The Clinical Significance of Rigors in Febrile Children
The Clinical Significance of Rigors in Febrile Children
ABSTRACT & COMMENTARY
Source: Tal Y, et al. The clinical significance of rigors in febrile children. Eur J Pediatr 1997;156:457-459.
Chills are defined as a sensation of cold that accompanies most fevers. A rigor is a profound chill with pilo-erection associated with chattering of the teeth and severe shivering. In adults, rigors have been associated with serious bacterial infections such as bacteremia and pyelonephritis. However, it is not known whether rigors in children are more frequent in bacterial infections than in comparable fevers of other etiologies, especially viral infections. Tal and associates from the B’nai Zion Medical Center in Israel compared 100 hospitalized febrile children who experienced rigors with 334 hospitalized, febrile, matched control children without rigors.
All 434 children underwent appropriate diagnostic studies. The control group was matched for age, sex, degree of fever, and the Yale Toxicity Score.1 The children ranged in age from 6 months to 16 years with an average of 6.4 years. All children had clinical examinations by one of four pediatricians. All had CBC, ESR, urinalysis, chest roentgenogram, and cultures of blood, urine, and stool. Rigors were either directly observed by medical personnel or reported by a care giver.
Based upon laboratory and clinical findings, both rigor patients and controls were assigned to three groups: 1) Proven bacterial infection; 2) presumed bacterial infection; and 3) presumed non-bacterial infection. Proven bacterial infections were defined by positive blood, urine, or stool cultures. Presumed bacterial infections were defined as those conditions that are often associated with a bacterial etiology (although a viral etiology could not be definitely excluded) and included roentgenographically demonstrated pneumonia and otitis media. Presumed non-bacterial infections included acute febrile episodes where the clinical examination, x-rays, or cultures did not indicate a probable bacterial etiology.
Sixty-seven percent of the children with rigors fell into the proven or presumed bacterial infection group, compared to 51% of the control group (P < 0.005). With regard to positive blood or urine cultures, the rigor group was 2.5% higher than the controls, and the difference was even more pronounced for positive blood cultures, which were 4.2% more common in the patients with rigor.
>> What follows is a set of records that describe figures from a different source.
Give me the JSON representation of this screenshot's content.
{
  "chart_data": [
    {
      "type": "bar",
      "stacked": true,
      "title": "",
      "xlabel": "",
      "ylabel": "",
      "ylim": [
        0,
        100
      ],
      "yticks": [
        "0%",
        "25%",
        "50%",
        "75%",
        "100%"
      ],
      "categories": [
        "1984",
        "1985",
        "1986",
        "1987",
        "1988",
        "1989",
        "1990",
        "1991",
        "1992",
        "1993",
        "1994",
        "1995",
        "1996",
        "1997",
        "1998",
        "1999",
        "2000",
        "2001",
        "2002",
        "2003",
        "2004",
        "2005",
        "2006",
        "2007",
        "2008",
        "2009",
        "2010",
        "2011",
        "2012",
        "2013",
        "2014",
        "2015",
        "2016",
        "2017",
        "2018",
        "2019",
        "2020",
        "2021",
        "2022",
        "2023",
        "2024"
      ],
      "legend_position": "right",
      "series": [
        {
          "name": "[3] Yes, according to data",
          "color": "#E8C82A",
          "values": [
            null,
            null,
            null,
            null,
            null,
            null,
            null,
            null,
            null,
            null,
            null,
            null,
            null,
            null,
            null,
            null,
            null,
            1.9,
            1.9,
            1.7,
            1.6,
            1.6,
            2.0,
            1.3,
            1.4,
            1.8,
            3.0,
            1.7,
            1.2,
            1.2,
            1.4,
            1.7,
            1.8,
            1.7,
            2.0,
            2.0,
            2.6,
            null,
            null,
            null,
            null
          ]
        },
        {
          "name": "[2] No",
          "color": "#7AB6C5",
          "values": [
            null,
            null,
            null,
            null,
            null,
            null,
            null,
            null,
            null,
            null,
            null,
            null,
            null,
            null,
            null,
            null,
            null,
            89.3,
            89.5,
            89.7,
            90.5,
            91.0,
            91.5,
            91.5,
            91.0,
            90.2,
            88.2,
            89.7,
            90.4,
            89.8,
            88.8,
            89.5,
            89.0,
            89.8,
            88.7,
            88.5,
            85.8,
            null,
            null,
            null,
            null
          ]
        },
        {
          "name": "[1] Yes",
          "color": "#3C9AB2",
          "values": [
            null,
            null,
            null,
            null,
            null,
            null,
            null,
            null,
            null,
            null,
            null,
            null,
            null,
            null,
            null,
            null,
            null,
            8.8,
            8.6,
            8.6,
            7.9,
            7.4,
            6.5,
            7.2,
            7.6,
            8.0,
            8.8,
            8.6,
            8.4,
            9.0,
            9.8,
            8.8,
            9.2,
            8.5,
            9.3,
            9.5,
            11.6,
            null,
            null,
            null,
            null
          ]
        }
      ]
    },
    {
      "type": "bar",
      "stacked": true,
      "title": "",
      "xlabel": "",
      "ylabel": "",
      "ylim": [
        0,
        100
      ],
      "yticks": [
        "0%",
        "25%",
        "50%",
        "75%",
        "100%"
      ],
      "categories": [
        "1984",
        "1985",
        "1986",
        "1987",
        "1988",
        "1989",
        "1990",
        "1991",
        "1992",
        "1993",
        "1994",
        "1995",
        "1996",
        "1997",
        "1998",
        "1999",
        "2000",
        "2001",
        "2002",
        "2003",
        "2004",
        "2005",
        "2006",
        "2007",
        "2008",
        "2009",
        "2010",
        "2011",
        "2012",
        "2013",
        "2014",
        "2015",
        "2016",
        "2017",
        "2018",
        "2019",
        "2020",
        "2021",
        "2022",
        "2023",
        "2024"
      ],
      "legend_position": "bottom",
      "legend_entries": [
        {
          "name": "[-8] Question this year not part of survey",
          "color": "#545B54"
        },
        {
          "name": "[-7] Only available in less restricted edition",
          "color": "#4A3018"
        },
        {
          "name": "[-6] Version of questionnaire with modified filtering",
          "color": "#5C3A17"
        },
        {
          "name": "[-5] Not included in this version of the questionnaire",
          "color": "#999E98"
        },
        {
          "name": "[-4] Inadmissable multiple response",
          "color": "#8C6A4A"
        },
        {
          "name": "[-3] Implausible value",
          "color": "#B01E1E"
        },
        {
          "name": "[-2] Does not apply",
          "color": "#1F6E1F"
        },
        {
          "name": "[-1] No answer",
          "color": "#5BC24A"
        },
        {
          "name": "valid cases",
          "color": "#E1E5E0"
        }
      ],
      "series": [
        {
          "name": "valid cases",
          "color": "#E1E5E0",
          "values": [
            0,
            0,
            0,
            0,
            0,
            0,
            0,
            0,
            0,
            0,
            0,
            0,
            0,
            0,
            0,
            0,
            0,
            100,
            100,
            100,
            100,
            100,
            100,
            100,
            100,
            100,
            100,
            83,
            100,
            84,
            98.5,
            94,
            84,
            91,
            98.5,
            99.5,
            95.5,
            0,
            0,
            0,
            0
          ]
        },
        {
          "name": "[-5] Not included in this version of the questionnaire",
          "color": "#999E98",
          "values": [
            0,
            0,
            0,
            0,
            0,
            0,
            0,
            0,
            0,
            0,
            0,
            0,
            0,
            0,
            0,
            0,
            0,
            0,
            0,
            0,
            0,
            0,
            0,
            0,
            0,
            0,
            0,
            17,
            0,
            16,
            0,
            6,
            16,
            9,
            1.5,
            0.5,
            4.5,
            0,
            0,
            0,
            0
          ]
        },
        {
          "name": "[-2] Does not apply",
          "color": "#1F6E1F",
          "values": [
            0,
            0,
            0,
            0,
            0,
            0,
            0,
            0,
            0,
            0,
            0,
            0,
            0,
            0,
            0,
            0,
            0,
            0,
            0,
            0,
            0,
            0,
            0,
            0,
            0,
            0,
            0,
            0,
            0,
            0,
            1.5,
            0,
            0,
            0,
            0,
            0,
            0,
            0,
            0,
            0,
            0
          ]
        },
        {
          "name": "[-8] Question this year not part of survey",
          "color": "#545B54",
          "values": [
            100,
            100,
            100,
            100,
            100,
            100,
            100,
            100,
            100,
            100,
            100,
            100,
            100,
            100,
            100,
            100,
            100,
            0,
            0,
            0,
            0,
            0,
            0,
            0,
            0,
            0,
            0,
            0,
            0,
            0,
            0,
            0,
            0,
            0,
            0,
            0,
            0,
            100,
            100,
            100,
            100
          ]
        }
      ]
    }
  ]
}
In children older than 1 year, positive blood cultures (mostly due to pneumococci) were 13 times more common in the group of children with rigors.
Tal et al conclude that even though the absence of rigors in a febrile child does not exclude a bacterial infection, their presence significantly increases the probability of a bacterial infection, and this should be considered by clinicians in their assessment of a febrile child.
COMMENT BY PAUL McCARTHY, MD, FAAP
One of the most frequent acute problems that we face as clinicians is trying to assess whether fever in a child has a relatively trivial or a potentially serious etiology. Experienced clinicians intuitively use a "gestalt"how a febrile child looks, acts, and reactsto make their judgment on how "sick the child really is." These types of clinical observations have been codified into assessment systems such as our "Yale Toxicity Score," which has been invaluable for teaching our staff a logical approach to evaluation of a febrile child.1,2
Most physicians believe intuitively that rigors that occur at the onset of acute high fevers may be an indication of bacterial infections. This study provides some data to support this belief. Children with rigors were much more likely to have proven bacterial infection. Interestingly, in children older than 1 year, rigors were frequently associated with occult pneumococcal bacteremia.
The only significant laboratory finding was the more frequent presence of "bandemia" of greater than 1500/mm3 in children with proven bacterial infections. The combination of rigors plus bandemia further increased the likelihood of a bacterial etiology.
As noted by Tal et al, although a history of rigors significantly increases the likelihood of a bacterial infection, their absence does not exclude such an infection. (Dr. McCarthy is Professor of Pediatrics and Chief of the Division of General Pediatrics, Yale University.)
References
1. McCarthy PL, et al. Definition of valid and reliable observation scales to identify serious illness in febrile children. Pediatrics 1982;70:802-809.
2. McCarthy PL, et al. Predictive values of abnormal physical examination findings in ill-appearing and well-appearing febrile children. Pediatrics 1985;76: 167-171.
Rigors in a febrile child:
a. are associated with a bacterial infection in two-thirds of children.
b. rarely occur in viral infections.
c. are rarely associated with pneumococcal bacteremia.
d. do not increase the accuracy of clinical scales in identifying a child with bacterial infection.